2年前の守護神・廣末から受け継がれる「正座戦法」
不思議な光景だった。緊張と興奮が交錯するPK戦。キッカーがボールをセットし、埼玉スタジアムに息を飲む瞬間が訪れてから状況が一変する。対峙するゴールキーパーが一歩、二歩と下がる。ゴールのなかでひざまずいた体勢となり、目を閉じながら顔を下げ、両手を腰に当てている。
青森山田(青森)が2年ぶり2度目の優勝を飾り、平成最後の王者となった第97回全国高校サッカー選手権。決勝までの5試合で最も苦しんだ一戦をあげれば、尚志(福島)との準決勝になる。お互いに3ゴールを奪い合い、もつれ込んだPK戦で異彩を放ったのは、勝者の守護神による儀式だった。
ゴールキーパーがセットされたボールにまず近づき、両手を大きく広げながらゴールライン上へと下がるのが、よく見られる駆け引きとなる。キッカーに威圧感を与える意味合いが込められているが、青森山田のキャプテンを務める飯田雅浩(3年)は対照的なアプローチを取り続けた。
冒頭で記した体勢から、「正座戦法」と命名すればいいだろうか。悲願の初優勝を果たした2年前の守護神、廣末陸(レノファ山口)も取り入れていた儀式は、どのような意味をもっていたのか。
「決して青森山田の決まり、ということではないんですけど」
苦笑いとともにこう前置きしながら、時間にして数秒の間に3つの狙いを込めていたと飯田は明かしてくれた。

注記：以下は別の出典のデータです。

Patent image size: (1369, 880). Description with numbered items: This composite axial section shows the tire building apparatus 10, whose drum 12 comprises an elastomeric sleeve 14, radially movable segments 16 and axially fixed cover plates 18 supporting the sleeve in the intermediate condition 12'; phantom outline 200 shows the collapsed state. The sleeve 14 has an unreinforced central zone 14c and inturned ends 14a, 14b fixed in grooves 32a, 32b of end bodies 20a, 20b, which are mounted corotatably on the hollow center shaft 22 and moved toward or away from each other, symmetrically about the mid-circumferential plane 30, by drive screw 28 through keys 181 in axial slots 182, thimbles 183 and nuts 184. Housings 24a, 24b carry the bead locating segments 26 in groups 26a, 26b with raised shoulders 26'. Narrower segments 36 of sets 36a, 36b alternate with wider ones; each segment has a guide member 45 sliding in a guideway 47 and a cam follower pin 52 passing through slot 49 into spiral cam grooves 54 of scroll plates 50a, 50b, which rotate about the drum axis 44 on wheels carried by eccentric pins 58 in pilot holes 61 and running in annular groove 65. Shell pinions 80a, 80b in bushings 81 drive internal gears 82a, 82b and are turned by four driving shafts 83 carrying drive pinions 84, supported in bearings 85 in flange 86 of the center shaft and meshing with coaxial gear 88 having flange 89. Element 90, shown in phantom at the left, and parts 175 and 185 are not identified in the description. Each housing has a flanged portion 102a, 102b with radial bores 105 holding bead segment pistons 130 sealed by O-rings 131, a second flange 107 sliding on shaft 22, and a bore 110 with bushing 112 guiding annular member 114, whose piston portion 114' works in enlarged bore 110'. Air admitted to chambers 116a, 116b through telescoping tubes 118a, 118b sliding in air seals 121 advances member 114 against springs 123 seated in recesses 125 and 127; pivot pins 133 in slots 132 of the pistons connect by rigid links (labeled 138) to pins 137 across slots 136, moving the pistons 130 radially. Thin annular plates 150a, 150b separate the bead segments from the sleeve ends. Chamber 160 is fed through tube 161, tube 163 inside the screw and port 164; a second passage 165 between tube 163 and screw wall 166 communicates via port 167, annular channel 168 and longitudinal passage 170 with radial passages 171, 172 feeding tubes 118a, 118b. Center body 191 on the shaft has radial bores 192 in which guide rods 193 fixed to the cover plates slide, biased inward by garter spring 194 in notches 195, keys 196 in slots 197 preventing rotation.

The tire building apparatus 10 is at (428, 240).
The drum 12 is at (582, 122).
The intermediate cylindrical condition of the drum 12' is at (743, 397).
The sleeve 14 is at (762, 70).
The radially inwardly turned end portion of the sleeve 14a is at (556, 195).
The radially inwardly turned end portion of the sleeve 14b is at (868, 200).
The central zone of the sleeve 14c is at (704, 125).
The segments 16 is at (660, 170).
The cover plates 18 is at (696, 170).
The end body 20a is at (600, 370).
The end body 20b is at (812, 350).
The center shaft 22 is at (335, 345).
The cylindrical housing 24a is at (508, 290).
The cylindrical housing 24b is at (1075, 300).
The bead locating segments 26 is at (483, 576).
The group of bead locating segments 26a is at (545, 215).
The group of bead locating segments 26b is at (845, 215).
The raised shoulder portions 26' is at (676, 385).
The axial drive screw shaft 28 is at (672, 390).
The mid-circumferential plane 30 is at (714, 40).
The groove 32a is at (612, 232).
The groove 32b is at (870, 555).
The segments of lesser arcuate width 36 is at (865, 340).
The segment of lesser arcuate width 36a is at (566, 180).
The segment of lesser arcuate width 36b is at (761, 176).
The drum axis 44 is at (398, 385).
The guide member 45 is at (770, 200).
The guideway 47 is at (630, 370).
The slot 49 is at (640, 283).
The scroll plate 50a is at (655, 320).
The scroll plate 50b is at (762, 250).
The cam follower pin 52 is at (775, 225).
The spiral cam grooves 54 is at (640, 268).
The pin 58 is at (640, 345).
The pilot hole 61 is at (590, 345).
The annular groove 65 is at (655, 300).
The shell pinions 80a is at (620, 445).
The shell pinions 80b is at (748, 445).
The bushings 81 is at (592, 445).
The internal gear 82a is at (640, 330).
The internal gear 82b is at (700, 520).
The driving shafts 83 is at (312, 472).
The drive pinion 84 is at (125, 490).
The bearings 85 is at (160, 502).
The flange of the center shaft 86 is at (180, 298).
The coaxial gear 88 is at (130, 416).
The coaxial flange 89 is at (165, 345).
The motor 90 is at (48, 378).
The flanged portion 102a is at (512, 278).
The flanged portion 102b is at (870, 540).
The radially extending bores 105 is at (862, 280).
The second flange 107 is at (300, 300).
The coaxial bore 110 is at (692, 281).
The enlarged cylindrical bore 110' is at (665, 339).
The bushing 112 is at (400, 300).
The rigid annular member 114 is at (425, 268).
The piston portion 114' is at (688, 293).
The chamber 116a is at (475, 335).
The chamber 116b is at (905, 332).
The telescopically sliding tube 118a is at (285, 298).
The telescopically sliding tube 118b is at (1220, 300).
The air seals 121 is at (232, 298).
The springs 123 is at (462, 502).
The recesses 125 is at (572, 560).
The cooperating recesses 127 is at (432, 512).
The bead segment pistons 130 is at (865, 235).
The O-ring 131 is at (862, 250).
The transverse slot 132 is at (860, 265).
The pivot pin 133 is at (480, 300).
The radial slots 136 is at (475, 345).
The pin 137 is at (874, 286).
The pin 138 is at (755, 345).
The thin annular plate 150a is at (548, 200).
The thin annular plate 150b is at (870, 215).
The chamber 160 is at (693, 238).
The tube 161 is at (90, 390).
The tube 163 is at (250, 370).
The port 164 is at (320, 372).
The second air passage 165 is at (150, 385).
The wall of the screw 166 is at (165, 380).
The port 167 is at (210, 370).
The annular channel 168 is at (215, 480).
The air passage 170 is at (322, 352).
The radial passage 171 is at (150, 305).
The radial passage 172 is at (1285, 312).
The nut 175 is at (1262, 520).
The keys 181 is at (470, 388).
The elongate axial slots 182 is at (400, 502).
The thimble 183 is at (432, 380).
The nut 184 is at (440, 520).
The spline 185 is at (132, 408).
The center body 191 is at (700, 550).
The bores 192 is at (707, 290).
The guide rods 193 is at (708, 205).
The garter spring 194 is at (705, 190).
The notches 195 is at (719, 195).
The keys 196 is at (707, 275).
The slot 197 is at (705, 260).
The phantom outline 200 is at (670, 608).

まずは相手が放つPKへの集中力を研ぎ澄まさせることだ。
「大勢のお客さんが入ったあの大舞台で心を落ち着かせる意味でも、あの体勢を取ったのは正解だったと思っています」
神村学園(鹿児島)との1回戦でも、尚志はPK戦を戦っていた。蹴ったコースを含めて、相手のデータは大久保隆一郎GKコーチから伝授されていた。しかし、1人目のDF沼田皇海(すかい=3年)は神村学園戦とは逆のコース、飯田から見て左側へ蹴り込んで成功させた。